What Is a Hell or High Water Contract?
A hell or high water contract (sometimes called a promise-to-pay contract) is non-cancelable. A hell or high water contract requires the buyer to pay the seller regardless of circumstances. Hell or high water provisions obligate the buyer or lessee to follow the contract until its expiration.
Understanding Hell or High Water Contracts
Hell or high water contracts compel payment regardless of performance. Hell or high water contracts are usual when a service or product supplier takes a significant risk for the customer. Risk can relate to capital commitments. This danger might also mean there is no alternative buyer because the product is very configurable.
The payer assumes all seller, lessor, or lender default risk in a hell or high water contract. This might incentivize the obligor to accept a transaction they might otherwise reject due to the obligee’s default risk.
The expression stems from the idiomatic phrase “come hell or high water,” which means to follow through regardless of conditions.
The term implies that the speaker or obligee will keep their promise despite tremendous difficulty or catastrophe, including demonic or diluvial powers. Biblical connections to hell and high water relate to earth-shattering cataclysms like Noah’s deluge and Biblical Hell.
Special Considerations
Hell or high-water contracts can be enforced even if the property is defective. A lessee who rents or leases equipment under hell or high water terms is still responsible for payments even if the equipment breaks. The vendor or lessor may manage finance and have a passive role in the equipment.
Such a lease generally lets the lessee choose the equipment. Customers lease items after the lessor acquires them. A hell or high water finance arrangement ensures the lessee will pay the lessor on precise conditions.
Lessees choose the equipment they hire; hence, the lessor is usually not responsible for issues. The manufacturer or supplier might transport the equipment straight to the lessee without involving the lessor. Manufacturing defects may create equipment flaws. Suppliers or manufacturers may fulfill equipment-functioning warranties.
Finance Hell or High Water Contracts
Hell or high water contracts are appropriate for project finance, acquisitions, and high-yield indentures.

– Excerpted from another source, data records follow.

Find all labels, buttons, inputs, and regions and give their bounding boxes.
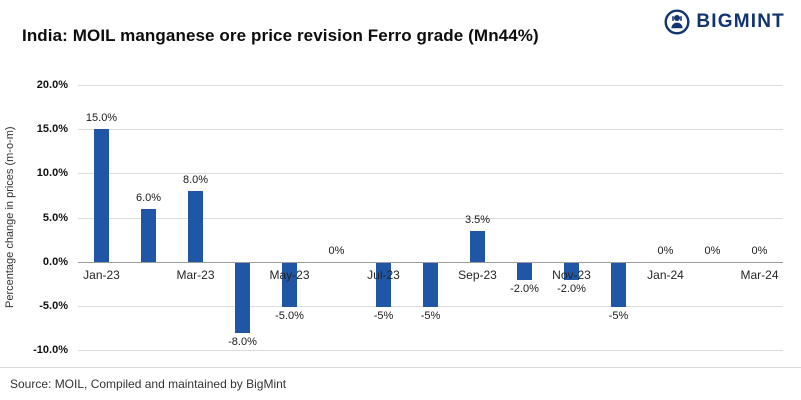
gridline <box>78 129 783 131</box>
bar-value-label: -5.0% <box>275 309 304 322</box>
y-tick-label: 15.0% <box>36 123 68 136</box>
bar-value-label: 15.0% <box>85 112 118 125</box>
x-axis-label: Jan-24 <box>647 267 684 282</box>
y-tick-label: 20.0% <box>36 79 68 91</box>
bar-value-label: 6.0% <box>135 191 162 204</box>
bar-value-label: 3.5% <box>464 213 491 226</box>
source-text: Source: MOIL, Compiled and maintained by… <box>10 377 287 391</box>
x-axis-label: Nov-23 <box>552 267 591 282</box>
bar <box>564 262 579 281</box>
x-axis-label: Jan-23 <box>83 267 120 282</box>
source-note: Source: MOIL, Compiled and maintained by… <box>0 367 801 400</box>
bar <box>517 262 532 281</box>
bar-value-label: 0% <box>751 244 768 257</box>
gridline <box>78 217 783 219</box>
chart-title: India: MOIL manganese ore price revision… <box>22 26 539 45</box>
bar-value-label: -5% <box>608 309 629 322</box>
x-axis-label: Mar-23 <box>176 267 215 282</box>
y-tick-label: -10.0% <box>33 344 68 356</box>
x-axis-label: Sep-23 <box>458 267 497 282</box>
x-axis-label: Mar-24 <box>740 267 779 282</box>
x-axis-label: Jul-23 <box>367 267 400 282</box>
bar <box>423 262 438 307</box>
y-tick-label: 5.0% <box>42 211 68 224</box>
x-axis-label: May-23 <box>269 267 310 282</box>
y-axis-ticks: 20.0% 15.0% 10.0% 5.0% 0.0% -5.0% -10.0% <box>0 79 72 356</box>
bigmint-logo-icon <box>664 9 690 35</box>
gridline <box>78 173 783 175</box>
y-tick-label: -5.0% <box>39 299 68 312</box>
bar-value-label: -5% <box>420 309 441 322</box>
plot-area: 15.0% Jan-23 6.0% 8.0% Mar-23 -8.0% -5.0% May-2… <box>78 85 783 351</box>
bar <box>282 262 297 307</box>
bar-value-label: -5% <box>373 309 394 322</box>
bar <box>611 262 626 307</box>
bar-value-label: 0% <box>328 244 345 257</box>
bar-value-label: -2.0% <box>557 283 586 296</box>
bigmint-logo: BIGMINT <box>664 9 785 35</box>
zero-axis-line <box>78 261 783 263</box>
bar <box>141 208 156 262</box>
y-tick-label: 0.0% <box>42 255 68 268</box>
bar <box>94 129 109 262</box>
gridline <box>78 85 783 86</box>
bigmint-logo-text: BIGMINT <box>696 11 785 32</box>
bar-value-label: -8.0% <box>228 336 257 349</box>
bar-value-label: 0% <box>657 244 674 257</box>
y-tick-label: 10.0% <box>36 167 68 180</box>
bar-value-label: 0% <box>704 244 721 257</box>
bar <box>235 262 250 334</box>
bar <box>470 230 485 262</box>
gridline <box>78 350 783 351</box>
bar-value-label: 8.0% <box>182 174 209 186</box>
bar-value-label: -2.0% <box>510 283 539 296</box>
bar <box>188 191 203 262</box>
bar <box>376 262 391 307</box>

A purchase pact with hell or high water wording might require the potential buyer to handle antitrust regulatory divestitures or litigation. Thus, the purchase agreement’s viability may depend on the buyer’s capacity to address such issues and complete the sale.
Conclusion
- Hell or high water contracts require the obligee to perform regardless of the circumstances.
- Despite damage or destruction, lessors or borrowers must maintain payments in lease or loan arrangements.
- Hell or high-water contracts shift most of the risk of nonperformance or default on the obligee, which might entice lessors or lenders to accept riskier deals.